The Irony of Natural Beauty

I have a fascination with ‘no makeup’ makeup, which, admittedly, I loathed until I tried it a few months ago. Cosmetic companies continuously release collections about being natural, naked, or nude. I grew tired of the trend. The look seemed polished yet dull and empty because when everything is concealed and corrected, it’s just a bare face without blemishes. I lightened up when I realized I could do a ‘no makeup’ look without covering everything up. This is what happened as a result.

The veins showing through translucent areas around my eyes, usually buried underneath eyeshadow, could be part of my look.

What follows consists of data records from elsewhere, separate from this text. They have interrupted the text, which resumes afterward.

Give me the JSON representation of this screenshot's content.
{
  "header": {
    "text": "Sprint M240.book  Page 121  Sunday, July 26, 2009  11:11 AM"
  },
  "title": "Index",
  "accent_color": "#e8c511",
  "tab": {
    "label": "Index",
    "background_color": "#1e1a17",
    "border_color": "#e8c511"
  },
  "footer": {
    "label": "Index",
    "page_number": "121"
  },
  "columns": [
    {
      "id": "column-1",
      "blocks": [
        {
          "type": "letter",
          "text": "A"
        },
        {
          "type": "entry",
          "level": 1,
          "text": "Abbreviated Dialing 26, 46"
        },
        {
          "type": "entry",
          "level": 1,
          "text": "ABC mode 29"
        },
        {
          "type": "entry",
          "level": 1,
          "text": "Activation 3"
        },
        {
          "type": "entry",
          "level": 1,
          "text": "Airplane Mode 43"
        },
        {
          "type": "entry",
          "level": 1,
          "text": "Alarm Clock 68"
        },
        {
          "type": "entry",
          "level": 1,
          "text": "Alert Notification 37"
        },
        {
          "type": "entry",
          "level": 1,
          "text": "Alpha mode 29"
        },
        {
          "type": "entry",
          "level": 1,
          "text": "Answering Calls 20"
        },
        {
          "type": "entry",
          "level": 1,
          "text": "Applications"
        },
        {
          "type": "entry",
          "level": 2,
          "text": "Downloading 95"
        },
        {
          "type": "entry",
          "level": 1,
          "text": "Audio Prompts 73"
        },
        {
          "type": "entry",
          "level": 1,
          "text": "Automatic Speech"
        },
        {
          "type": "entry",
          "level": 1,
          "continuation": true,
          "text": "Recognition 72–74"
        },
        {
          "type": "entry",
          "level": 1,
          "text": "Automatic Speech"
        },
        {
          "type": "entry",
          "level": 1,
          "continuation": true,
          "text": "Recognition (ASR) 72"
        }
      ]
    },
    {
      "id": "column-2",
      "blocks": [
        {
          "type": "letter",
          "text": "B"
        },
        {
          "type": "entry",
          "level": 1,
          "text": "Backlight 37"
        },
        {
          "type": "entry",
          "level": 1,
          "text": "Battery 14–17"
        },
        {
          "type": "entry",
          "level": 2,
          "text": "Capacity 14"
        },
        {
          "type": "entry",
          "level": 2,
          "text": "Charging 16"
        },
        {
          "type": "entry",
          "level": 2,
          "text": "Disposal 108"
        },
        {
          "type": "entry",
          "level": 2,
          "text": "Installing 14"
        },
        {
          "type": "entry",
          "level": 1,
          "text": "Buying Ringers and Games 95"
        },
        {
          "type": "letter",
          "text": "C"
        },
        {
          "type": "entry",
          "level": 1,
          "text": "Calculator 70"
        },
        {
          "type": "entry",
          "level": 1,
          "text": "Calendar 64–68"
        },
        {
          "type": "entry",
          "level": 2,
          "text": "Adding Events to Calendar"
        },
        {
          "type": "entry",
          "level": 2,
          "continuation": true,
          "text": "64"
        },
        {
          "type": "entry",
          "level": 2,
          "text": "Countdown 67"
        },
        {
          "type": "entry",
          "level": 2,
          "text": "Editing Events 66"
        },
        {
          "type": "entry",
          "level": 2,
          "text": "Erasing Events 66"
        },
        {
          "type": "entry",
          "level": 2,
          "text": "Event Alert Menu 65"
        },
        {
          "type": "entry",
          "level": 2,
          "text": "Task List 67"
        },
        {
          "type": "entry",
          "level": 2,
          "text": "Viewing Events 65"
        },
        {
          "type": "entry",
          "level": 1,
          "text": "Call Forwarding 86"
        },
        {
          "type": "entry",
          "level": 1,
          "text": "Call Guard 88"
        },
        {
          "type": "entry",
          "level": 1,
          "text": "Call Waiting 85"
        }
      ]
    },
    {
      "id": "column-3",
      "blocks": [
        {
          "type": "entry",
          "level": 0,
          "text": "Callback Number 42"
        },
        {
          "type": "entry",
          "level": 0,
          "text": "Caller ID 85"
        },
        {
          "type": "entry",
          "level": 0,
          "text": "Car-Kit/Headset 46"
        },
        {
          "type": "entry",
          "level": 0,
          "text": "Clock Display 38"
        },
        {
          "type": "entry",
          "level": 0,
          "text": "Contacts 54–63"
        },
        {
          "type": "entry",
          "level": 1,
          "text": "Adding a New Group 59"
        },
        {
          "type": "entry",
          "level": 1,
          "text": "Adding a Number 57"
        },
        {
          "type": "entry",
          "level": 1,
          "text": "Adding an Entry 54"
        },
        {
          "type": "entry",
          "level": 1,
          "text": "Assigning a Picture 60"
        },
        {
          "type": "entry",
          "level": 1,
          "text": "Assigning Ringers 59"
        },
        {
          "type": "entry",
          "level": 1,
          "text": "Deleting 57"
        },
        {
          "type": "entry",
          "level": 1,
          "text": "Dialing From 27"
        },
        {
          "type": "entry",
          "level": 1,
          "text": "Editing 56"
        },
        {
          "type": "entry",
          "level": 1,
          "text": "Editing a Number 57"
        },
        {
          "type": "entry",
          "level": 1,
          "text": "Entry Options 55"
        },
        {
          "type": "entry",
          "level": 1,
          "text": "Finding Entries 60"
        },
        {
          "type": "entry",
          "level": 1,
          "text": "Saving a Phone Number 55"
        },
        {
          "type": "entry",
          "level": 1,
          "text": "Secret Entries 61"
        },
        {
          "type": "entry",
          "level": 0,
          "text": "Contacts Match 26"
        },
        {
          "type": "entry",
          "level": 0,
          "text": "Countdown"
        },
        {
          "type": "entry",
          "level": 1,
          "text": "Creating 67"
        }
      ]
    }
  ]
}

Even if I’m covering something up, I could mimic natural tones in skin and create my own imperfections. In the film Christiane F., it’s interesting to watch how the tones in Christiane’s face and eyes change from when she’s clean to a drug addict. It’s an extreme example and I don’t think the drug look is one to glamorize, but it inspired me to try using colors that look like they’re part of me instead of makeup.

My favorite technique is to lightly tightline (lining the upper lash line). It’s simple, but makes a huge difference by adding definition without looking much like makeup. Lids can be left completely bare or glazed with a dab of clear lipgloss. More depth can be added by using matte eyeshadow in the creases, my favorite area being under the eyes near the bottom of the socket line. My skin is neutral toned so I opt for taupe and greyish tones. Eyelashes can be left alone, curled, or coated with clear mascara. My eyebrows are always stark and filled in, though recently I’ve been softening the edges more.

For skin, I focus on evening my complexion and executing a natural looking finish. I apply everything in thin layers and build up wherever necessary to keep coverage to a minimum. When I add powder, I use a powder puff then a brush to dust away excess in order to avoid the powdery look. Hourglass’ Ambient Lighting Powder has been go-to finishing powder since it has a natural looking sheen. Some people also focus on sculpting their faces through contouring and highlighting. I’m not a fan of how contouring looks in person most of the time because it’s easy to look unnatural by applying too much product or using a color that doesn’t work with the skintone. However, sometimes I like to highlight my cheekbones or cupid’s bow for a little glow.

My looks go through a transformation on the eyes and grow darker while I play with colors on my lips. At bare minimum, I have my ‘no makeup’ makeup with bare lids and a thin flick of eyeliner on my eyes and ‘nude’ lips in my first look. My second look has sleepy eyes, but there’s a pop of yellow on my lips. By the third, my eyes are dark and deep and my lips are painted in a classic red lipstick. The combination of ‘natural’ and unnatural can look almost effortless — it’s a distinctive, daring play on the ‘natural’ beauty trend.